Najma Jamaldin, along with lawyers in her law chambers, offer legal services in criminal and regulatory defences and appeals.
What must I do to start an appeal?
Your appeal starts by filing a notice of appeal, a short document that outlines the issues under appeal. In the case of a criminal appeal, the court requires that you file the appeal within 30 days of the date of the imposition of sentence or order.
In some cases, an inmate may file a notice of appeal from jail which a lawyer can later convert to a solicitor’s appeal.
The appeal courts impose strict deadlines. Consultation with counsel will ensure timelessness.
What are the requirements of an appeal?
In addition to the notice of appeal, the appeal lawyer must also provide the court with the trial record, case transcripts and the full legal argument in the form of a factum. The time required to prepare the materials increases the importance of obtaining bail pending appeal or a stay of an order.
Where will the appeal hearing take place?
Which court will hear your appeal will depend on the manner of your prosecution. Generally, criminal matters fall into two categories, summary conviction matters or the more serious indictable matters.

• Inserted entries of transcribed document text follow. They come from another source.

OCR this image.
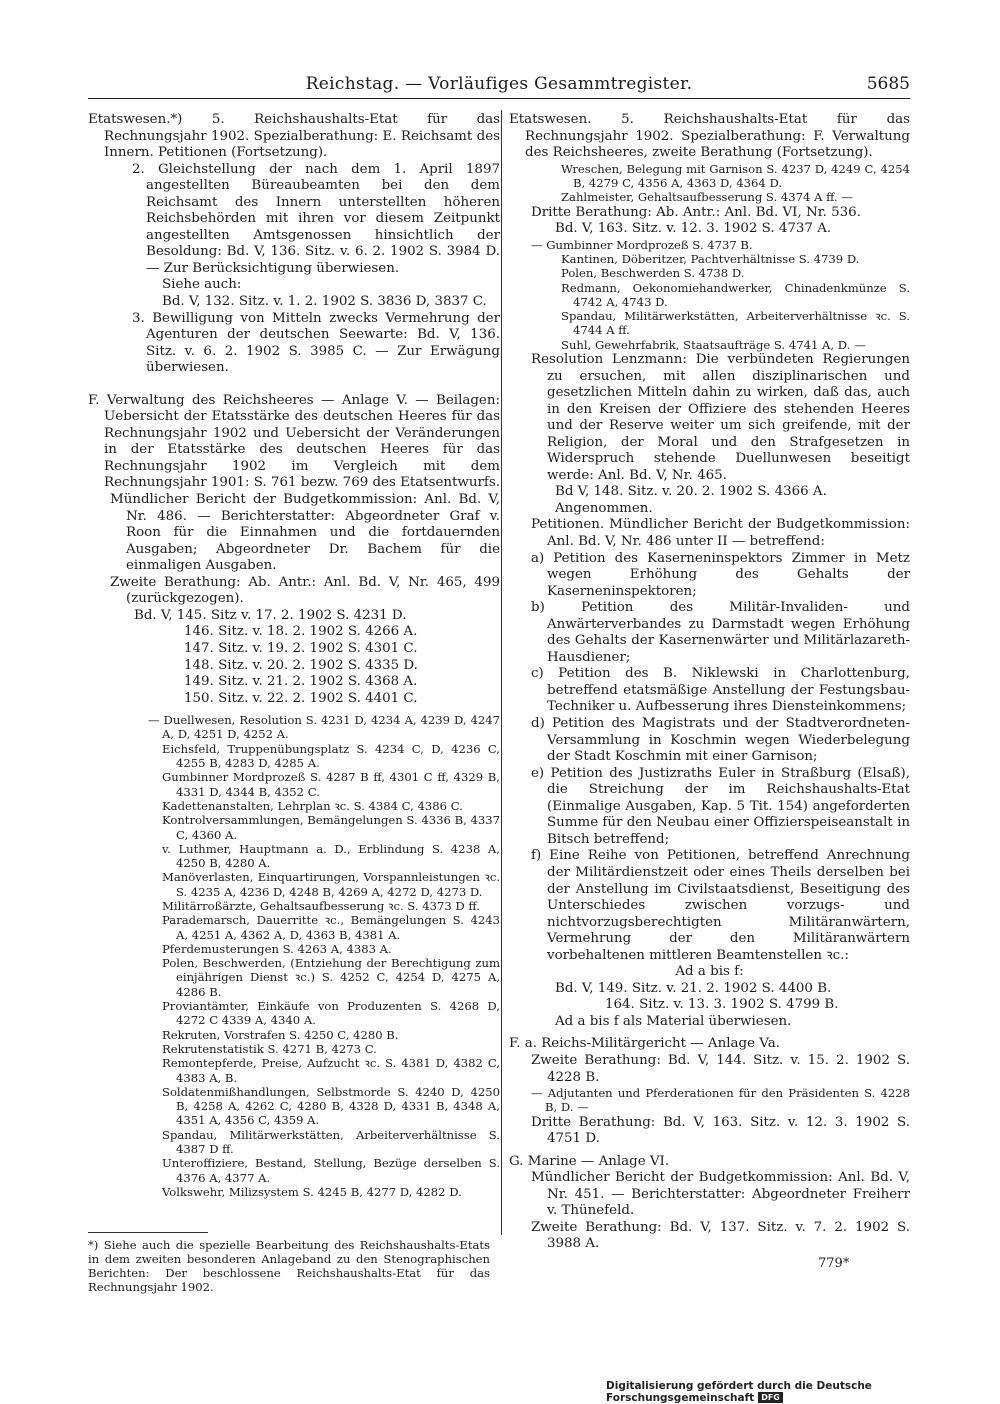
Reichstag. — Vorläufiges Gesammtregister.	5685
Etatswesen.*) 5. Reichshaushalts-Etat für das Rechnungsjahr 1902. Spezialberathung: E. Reichsamt des Innern. Petitionen (Fortsetzung).
2. Gleichstellung der nach dem 1. April 1897 angestellten Büreaubeamten bei den dem Reichsamt des Innern unterstellten höheren Reichsbehörden mit ihren vor diesem Zeitpunkt angestellten Amtsgenossen hinsichtlich der Besoldung: Bd. V, 136. Sitz. v. 6. 2. 1902 S. 3984 D. — Zur Berücksichtigung überwiesen.
Siehe auch:
Bd. V, 132. Sitz. v. 1. 2. 1902 S. 3836 D, 3837 C.
3. Bewilligung von Mitteln zwecks Vermehrung der Agenturen der deutschen Seewarte: Bd. V, 136. Sitz. v. 6. 2. 1902 S. 3985 C. — Zur Erwägung überwiesen.
F. Verwaltung des Reichsheeres — Anlage V. — Beilagen: Uebersicht der Etatsstärke des deutschen Heeres für das Rechnungsjahr 1902 und Uebersicht der Veränderungen in der Etatsstärke des deutschen Heeres für das Rechnungsjahr 1902 im Vergleich mit dem Rechnungsjahr 1901: S. 761 bezw. 769 des Etatsentwurfs.
Mündlicher Bericht der Budgetkommission: Anl. Bd. V, Nr. 486. — Berichterstatter: Abgeordneter Graf v. Roon für die Einnahmen und die fortdauernden Ausgaben; Abgeordneter Dr. Bachem für die einmaligen Ausgaben.
Zweite Berathung: Ab. Antr.: Anl. Bd. V, Nr. 465, 499 (zurückgezogen).
Bd. V, 145. Sitz v. 17. 2. 1902 S. 4231 D.
146. Sitz. v. 18. 2. 1902 S. 4266 A.
147. Sitz. v. 19. 2. 1902 S. 4301 C.
148. Sitz. v. 20. 2. 1902 S. 4335 D.
149. Sitz. v. 21. 2. 1902 S. 4368 A.
150. Sitz. v. 22. 2. 1902 S. 4401 C.
— Duellwesen, Resolution S. 4231 D, 4234 A, 4239 D, 4247 A, D, 4251 D, 4252 A.
Eichsfeld, Truppenübungsplatz S. 4234 C, D, 4236 C, 4255 B, 4283 D, 4285 A.
Gumbinner Mordprozeß S. 4287 B ff, 4301 C ff, 4329 B, 4331 D, 4344 B, 4352 C.
Kadettenanstalten, Lehrplan ꝛc. S. 4384 C, 4386 C.
Kontrolversammlungen, Bemängelungen S. 4336 B, 4337 C, 4360 A.
v. Luthmer, Hauptmann a. D., Erblindung S. 4238 A, 4250 B, 4280 A.
Manöverlasten, Einquartirungen, Vorspannleistungen ꝛc. S. 4235 A, 4236 D, 4248 B, 4269 A, 4272 D, 4273 D.
Militärroßärzte, Gehaltsaufbesserung ꝛc. S. 4373 D ff.
Parademarsch, Dauerritte ꝛc., Bemängelungen S. 4243 A, 4251 A, 4362 A, D, 4363 B, 4381 A.
Pferdemusterungen S. 4263 A, 4383 A.
Polen, Beschwerden, (Entziehung der Berechtigung zum einjährigen Dienst ꝛc.) S. 4252 C, 4254 D, 4275 A, 4286 B.
Proviantämter, Einkäufe von Produzenten S. 4268 D, 4272 C 4339 A, 4340 A.
Rekruten, Vorstrafen S. 4250 C, 4280 B.
Rekrutenstatistik S. 4271 B, 4273 C.
Remontepferde, Preise, Aufzucht ꝛc. S. 4381 D, 4382 C, 4383 A, B.
Soldatenmißhandlungen, Selbstmorde S. 4240 D, 4250 B, 4258 A, 4262 C, 4280 B, 4328 D, 4331 B, 4348 A, 4351 A, 4356 C, 4359 A.
Spandau, Militärwerkstätten, Arbeiterverhältnisse S. 4387 D ff.
Unteroffiziere, Bestand, Stellung, Bezüge derselben S. 4376 A, 4377 A.
Volkswehr, Milizsystem S. 4245 B, 4277 D, 4282 D.
Etatswesen. 5. Reichshaushalts-Etat für das Rechnungsjahr 1902. Spezialberathung: F. Verwaltung des Reichsheeres, zweite Berathung (Fortsetzung).
Wreschen, Belegung mit Garnison S. 4237 D, 4249 C, 4254 B, 4279 C, 4356 A, 4363 D, 4364 D.
Zahlmeister, Gehaltsaufbesserung S. 4374 A ff. —
Dritte Berathung: Ab. Antr.: Anl. Bd. VI, Nr. 536.
Bd. V, 163. Sitz. v. 12. 3. 1902 S. 4737 A.
— Gumbinner Mordprozeß S. 4737 B.
Kantinen, Döberitzer, Pachtverhältnisse S. 4739 D.
Polen, Beschwerden S. 4738 D.
Redmann, Oekonomiehandwerker, Chinadenkmünze S. 4742 A, 4743 D.
Spandau, Militärwerkstätten, Arbeiterverhältnisse ꝛc. S. 4744 A ff.
Suhl, Gewehrfabrik, Staatsaufträge S. 4741 A, D. —
Resolution Lenzmann: Die verbündeten Regierungen zu ersuchen, mit allen disziplinarischen und gesetzlichen Mitteln dahin zu wirken, daß das, auch in den Kreisen der Offiziere des stehenden Heeres und der Reserve weiter um sich greifende, mit der Religion, der Moral und den Strafgesetzen in Widerspruch stehende Duellunwesen beseitigt werde: Anl. Bd. V, Nr. 465.
Bd V, 148. Sitz. v. 20. 2. 1902 S. 4366 A.
Angenommen.
Petitionen. Mündlicher Bericht der Budgetkommission: Anl. Bd. V, Nr. 486 unter II — betreffend:
a) Petition des Kaserneninspektors Zimmer in Metz wegen Erhöhung des Gehalts der Kaserneninspektoren;
b) Petition des Militär-Invaliden- und Anwärterverbandes zu Darmstadt wegen Erhöhung des Gehalts der Kasernenwärter und Militärlazareth-Hausdiener;
c) Petition des B. Niklewski in Charlottenburg, betreffend etatsmäßige Anstellung der Festungsbau-Techniker u. Aufbesserung ihres Diensteinkommens;
d) Petition des Magistrats und der Stadtverordneten-Versammlung in Koschmin wegen Wiederbelegung der Stadt Koschmin mit einer Garnison;
e) Petition des Justizraths Euler in Straßburg (Elsaß), die Streichung der im Reichshaushalts-Etat (Einmalige Ausgaben, Kap. 5 Tit. 154) angeforderten Summe für den Neubau einer Offizierspeiseanstalt in Bitsch betreffend;
f) Eine Reihe von Petitionen, betreffend Anrechnung der Militärdienstzeit oder eines Theils derselben bei der Anstellung im Civilstaatsdienst, Beseitigung des Unterschiedes zwischen vorzugs- und nichtvorzugsberechtigten Militäranwärtern, Vermehrung der den Militäranwärtern vorbehaltenen mittleren Beamtenstellen ꝛc.:
Ad a bis f:
Bd. V, 149. Sitz. v. 21. 2. 1902 S. 4400 B.
164. Sitz. v. 13. 3. 1902 S. 4799 B.
Ad a bis f als Material überwiesen.
F. a. Reichs-Militärgericht — Anlage Va.
Zweite Berathung: Bd. V, 144. Sitz. v. 15. 2. 1902 S. 4228 B.
— Adjutanten und Pferderationen für den Präsidenten S. 4228 B, D. —
Dritte Berathung: Bd. V, 163. Sitz. v. 12. 3. 1902 S. 4751 D.
G. Marine — Anlage VI.
Mündlicher Bericht der Budgetkommission: Anl. Bd. V, Nr. 451. — Berichterstatter: Abgeordneter Freiherr v. Thünefeld.
Zweite Berathung: Bd. V, 137. Sitz. v. 7. 2. 1902 S. 3988 A.
*) Siehe auch die spezielle Bearbeitung des Reichshaushalts-Etats in dem zweiten besonderen Anlageband zu den Stenographischen Berichten: Der beschlossene Reichshaushalts-Etat für das Rechnungsjahr 1902.
779*
Digitalisierung gefördert durch die Deutsche Forschungsgemeinschaft DFG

If your prosecution proceeded by summary conviction, a single judge of the Superior Court of Justice will hear your appeal. If your prosecution proceeded by indictment, a panel of judges of the Court of Appeal will hear your appeal.
The Divisional Court will hear some appeals of non-criminal matters and appeals from provincial administrative tribunals.
The Federal Court of Appeal hears appeals from federal legislation and the Federal and Tax Court of Canada. The Federal Court of Appeal also hears judicial review applications from federal boards and tribunals.
What are the differences between a trial and an appeal?
Several differences exist between a trial and an appeal. For example, a trial requires live evidence provided by witnesses. In contrast, the appeal relies on the evidence recorded at the trial.
The focus of the trial and the appeal also differ. While the trial concentrates on the facts in the case, the appeal court considers legal errors. The appeal court’s specialized focus on the legal issues prevents the appeal from becoming a retrial of the case.